Le sommet arabe aurait été un sujet suffisant en soi, mais il a fait doublon avec le poisson d’avril donc, afin de rendre un hommage minime à l’immensément talentueux Hédi Turki, dernier des pontes de l’école de Tunis qui vient de nous quitter, renouons un peu avec le mélange de la culture et du sport, trop délaissé depuis quelques temps.
En évoquant l’un des comparses du défunt peintre. Si, souvent, les artistes se sont rêvés sportifs, compensant parfois une sorte de manque par la glorification dans leurs créations des héros sportifs qu’ils n’ont su égaler, il est plus rare que les sportifs deviennent des artistes -en dehors de leur domaine athlétique, s’entend.
Certes, un O.J Simpson est devenu acteur (ça ne s’est pas forcément bien terminé pour lui, même s’il a été acquitté…), Johnny Weismuller est devenu le premier ‘Tarzan’ du cinéma (pour lui ce fut pire encore, il a fini dément), Jean-Pierre François de Saint-Etienne a chanté « Je te survivrai » (ni sa carrière sportive, ni celle musicale n’y sont parvenues), Vinnie Jones est passé de méchant sur le terrain à méchant devant la caméra (le hic c’est qu’il est vraiment méchant donc on ne le fait pas beaucoup tourner), quelques basketteurs ont fait jouer leurs taille et allure dans divers films d’horreur à peine regardables (rien à voir avec Dachra), et Mathieu Valbuena ne savait pas, lui, qu’il était filmé. Mais en gros, peu de reconversions durables.
Pour parler local, nous avons bien Dhafer El Abidine ou Kacem El Kefi qui ont abandonné le football pour embrasser la scène, mais ils n’avaient pas encore de réelle carrière sportive au moment du choix (un peu comme Albert Camus en son temps). Il est vrai qu’à voir certains sportifs, surtout chez nous, on sent un talent réel pour la comédie, le théâtre… Mais ils ne sauraient par exemple tenir un rôle dans ‘Le vase sur la terrasse’, le chef-d’œuvre de Nouri Bouzid réalisé en Miskorama.

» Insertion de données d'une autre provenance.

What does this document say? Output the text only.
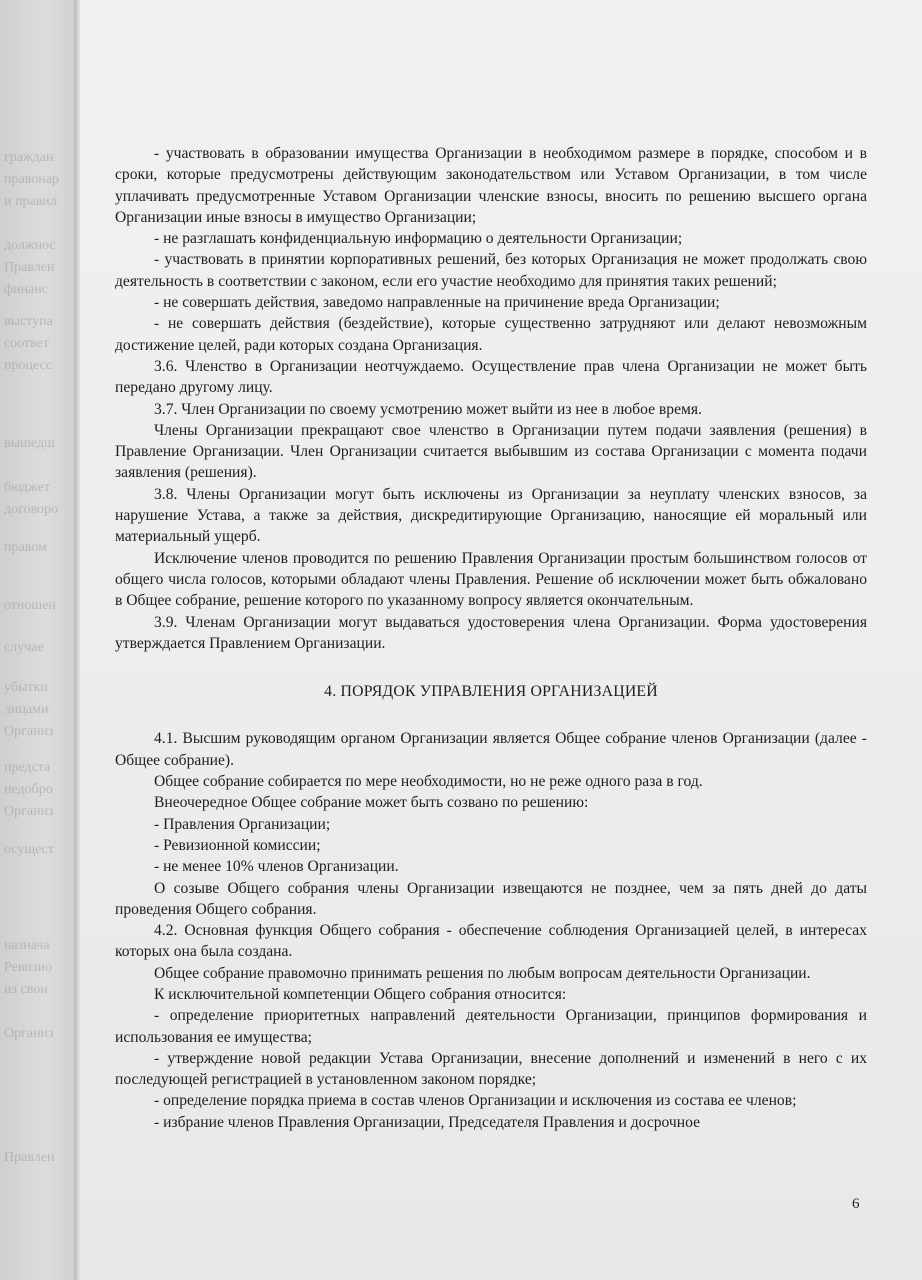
граждан
правонар
и правил
должнос
Правлен
финанс
выступа
соответ
процесс
вышедш
бюджет
договоро
правом
отношен
случае
убытки
лицами
Организ
предста
недобро
Организ
осущест
назнача
Ревизио
из свои
Организ
Правлен

- участвовать в образовании имущества Организации в необходимом размере в порядке, способом и в сроки, которые предусмотрены действующим законодательством или Уставом Организации, в том числе уплачивать предусмотренные Уставом Организации членские взносы, вносить по решению высшего органа Организации иные взносы в имущество Организации;

- не разглашать конфиденциальную информацию о деятельности Организации;

- участвовать в принятии корпоративных решений, без которых Организация не может продолжать свою деятельность в соответствии с законом, если его участие необходимо для принятия таких решений;

- не совершать действия, заведомо направленные на причинение вреда Организации;

- не совершать действия (бездействие), которые существенно затрудняют или делают невозможным достижение целей, ради которых создана Организация.

3.6. Членство в Организации неотчуждаемо. Осуществление прав члена Организации не может быть передано другому лицу.

3.7. Член Организации по своему усмотрению может выйти из нее в любое время.

Члены Организации прекращают свое членство в Организации путем подачи заявления (решения) в Правление Организации. Член Организации считается выбывшим из состава Организации с момента подачи заявления (решения).

3.8. Члены Организации могут быть исключены из Организации за неуплату членских взносов, за нарушение Устава, а также за действия, дискредитирующие Организацию, наносящие ей моральный или материальный ущерб.

Исключение членов проводится по решению Правления Организации простым большинством голосов от общего числа голосов, которыми обладают члены Правления. Решение об исключении может быть обжаловано в Общее собрание, решение которого по указанному вопросу является окончательным.

3.9. Членам Организации могут выдаваться удостоверения члена Организации. Форма удостоверения утверждается Правлением Организации.

4. ПОРЯДОК УПРАВЛЕНИЯ ОРГАНИЗАЦИЕЙ

4.1. Высшим руководящим органом Организации является Общее собрание членов Организации (далее - Общее собрание).

Общее собрание собирается по мере необходимости, но не реже одного раза в год.

Внеочередное Общее собрание может быть созвано по решению:

- Правления Организации;

- Ревизионной комиссии;

- не менее 10% членов Организации.

О созыве Общего собрания члены Организации извещаются не позднее, чем за пять дней до даты проведения Общего собрания.

4.2. Основная функция Общего собрания - обеспечение соблюдения Организацией целей, в интересах которых она была создана.

Общее собрание правомочно принимать решения по любым вопросам деятельности Организации.

К исключительной компетенции Общего собрания относится:

- определение приоритетных направлений деятельности Организации, принципов формирования и использования ее имущества;

- утверждение новой редакции Устава Организации, внесение дополнений и изменений в него с их последующей регистрацией в установленном законом порядке;

- определение порядка приема в состав членов Организации и исключения из состава ее членов;

- избрание членов Правления Организации, Председателя Правления и досрочное

6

Est-ce la vague similitude de forme entre la raquette et la guitare ? Pas mal de tennismen ont évolué vers la scène musicale, gratte à la main. Yannick Noah, certes (on ne parle pas ici de qualité artistique, juste de reconversion. Il en faut pour tous les goûts), mais aussi Mats Wilander, John McEnroe (pour lui ce fut la basse), Gustavo Kuerten, Vitas Gerulatis, et j’en oublie sans doute. En raisonnant comme ça on aurait pu s’attendre à ce que Kelly Slater, le surfeur devenu rocker, se mette au violoncelle, mais lui aussi a préféré la guitare toute simple. Et s’il y a un footballeur (et kung-fu master à ses heures) qui, dès ses débuts professionnels, écrivait de la poésie (avec un style moins affirmé que son dribble) et peignait pour se détendre (vu son style de jeu il en avait besoin car il ne faisait pas que des arabesques sur le terrain), Eric Cantona n’a pas poursuivi dans cette voie. Il a réussi à se reconvertir acteur, démontrant un talent réel quoiqu’inégal (Mookie et L’outremangeur ne se valent pas, par exemple), mais il n’a pas pu mener de front une carrière artistique et une autre sportive. Les seuls à avoir maîtrisé les deux sont le geek-artist Ymas (qui fait des tableaux en Lego et a été médaillé d’or olympique. On peut aimer ou pas, comme pour Noah. Au passage, il demeure anonyme, même si on a l’idée à Misk que c’est un handballeur), Ymas donc, et le créateur du grand Club Africain des années soixante, Fabio Roccheggiani.
Peintre abstrait et footballeur réaliste
Le technicien italien qui arriva quasiment par hasard sur la terre où il devait faire souche fit plus rapidement l’unanimité autour de son talent de peintre qu’autour de ses qualités d’entraîneur. Il faut dire que le Club qu’il prit en main alors que le premier Spoutnik tournait dans l’espace était en pleine jachère, mais qu’en même temps, un salaire -même irrégulier- à une cinquantaine de dinars mensuels faisait alors pas mal de jaloux… (NDLR : le dinar n’apparut qu’un an après sa venue à Tunis, mais nous avons voulu faciliter la lecture de ce billet. On chouchoute nos lecteurs. Et puis, si on avait parlé en francs, on nous aurait encore traités d’orphelins du protectorat). Fabio se mit illico au travail : il géra au mieux une équipe seniors vieillissante, écuma les terrains vagues de la capitale pour déceler les meilleurs talents en devenir et fit sa première exposition picturale dès 1959. En plus de la forte tradition italophile de l’école des beaux-arts de Tunis, portée sur les fronts baptismaux par la communauté de la botte aux dernières lueurs du XIX ème siècle, c’est son talent qui convainquit.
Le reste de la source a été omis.